If you're having a new septic system put in a new construction house or an old renovated home, you'll have many decisions to make along with the help of your contractor. The tank placement, size, and type depend on local codes, the conditions of your lot, and the size of your family. Here are four decisions to make when planning your septic tank installation and the placement of the drainfield.
1. The Location For The Tank
Concrete is a popular choice for septic tanks since steel tanks rust and fiberglass tanks aren't always allowed by local codes. The size you choose is determined by the number of bedrooms in your house or the number of people living in your home and if you have a garbage disposal. There are a lot of factors to consider when it comes to placement.
A tank shouldn't be placed at the bottom of a hill where rainwater collects. Level or elevated ground is best. While you'll want the tank near your house, there will probably be a distance requirement set by local codes that you must follow. It's also important to place the tank somewhere away from trees and cars.
2. The Need For A Pump
Some septic tanks need pumps to get rid of the water they hold. Others work by gravity. A gravity system may not always be possible, so your contractor has to assess the conditions of your lot to determine the right type of tank to install based on where the tank needs to go and the land surrounding it.

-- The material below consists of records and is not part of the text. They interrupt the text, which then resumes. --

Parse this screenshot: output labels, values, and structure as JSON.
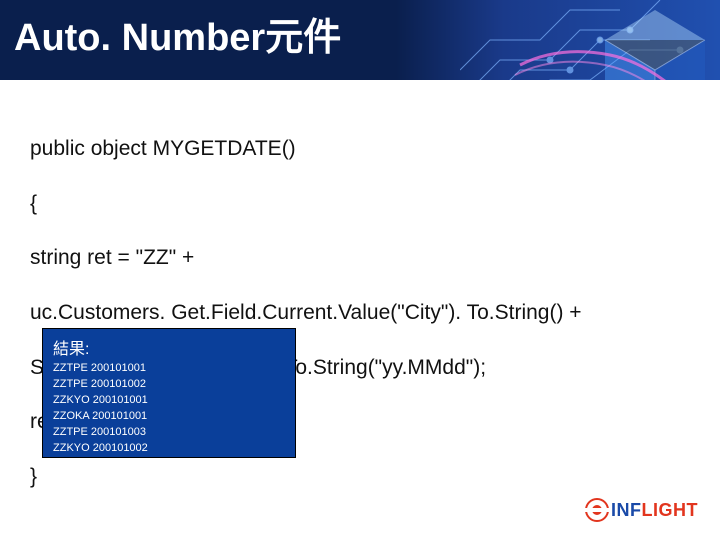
{
  "header": {
    "title": "Auto. Number元件"
  },
  "code": {
    "line1": "public object MYGETDATE()",
    "line2": "{",
    "line3": "   string ret = \"ZZ\" +",
    "line4": "uc.Customers. Get.Field.Current.Value(\"City\"). To.String() +",
    "line5": "System. Date.Time. Today. To.String(\"yy.MMdd\");",
    "line6": "   return ret;",
    "line7": "}"
  },
  "result": {
    "label": "結果:",
    "lines": [
      "ZZTPE 200101001",
      "ZZTPE 200101002",
      "ZZKYO 200101001",
      "ZZOKA 200101001",
      "ZZTPE 200101003",
      "ZZKYO 200101002"
    ]
  },
  "logo": {
    "text_info": "INF",
    "text_light": "LIGHT"
  }
}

3. The Need To Bring In Sand
A septic tank needs a drainfield, and for the drainfield to work properly, water has to quickly drain through the soil. The perfect soil for this is sand or a sand mixture. For instance, hard clay isn't a good material for a drainfield. If it's necessary, your contractor may need to bring in sand and create a sand mound or mix in the sand for ideal drainage conditions.
4.The Addition Of Markers
The lid on your septic tank may not be buried and out of sight. In the past, lids were buried, and sometimes they were deep under the ground. This made it difficult to find and service the tank. Septic tanks are often shallower now, and the lid or riser is left exposed. It may have a green color so it's less noticeable, but an exposed lid riser makes it much easier to maintain your tank.
Your drainfield pipes may be marked in the same way, and the markers are flat so you can mow right over them. Knowing where the pipes and tank are located reminds you not to drive over them or plant trees above them.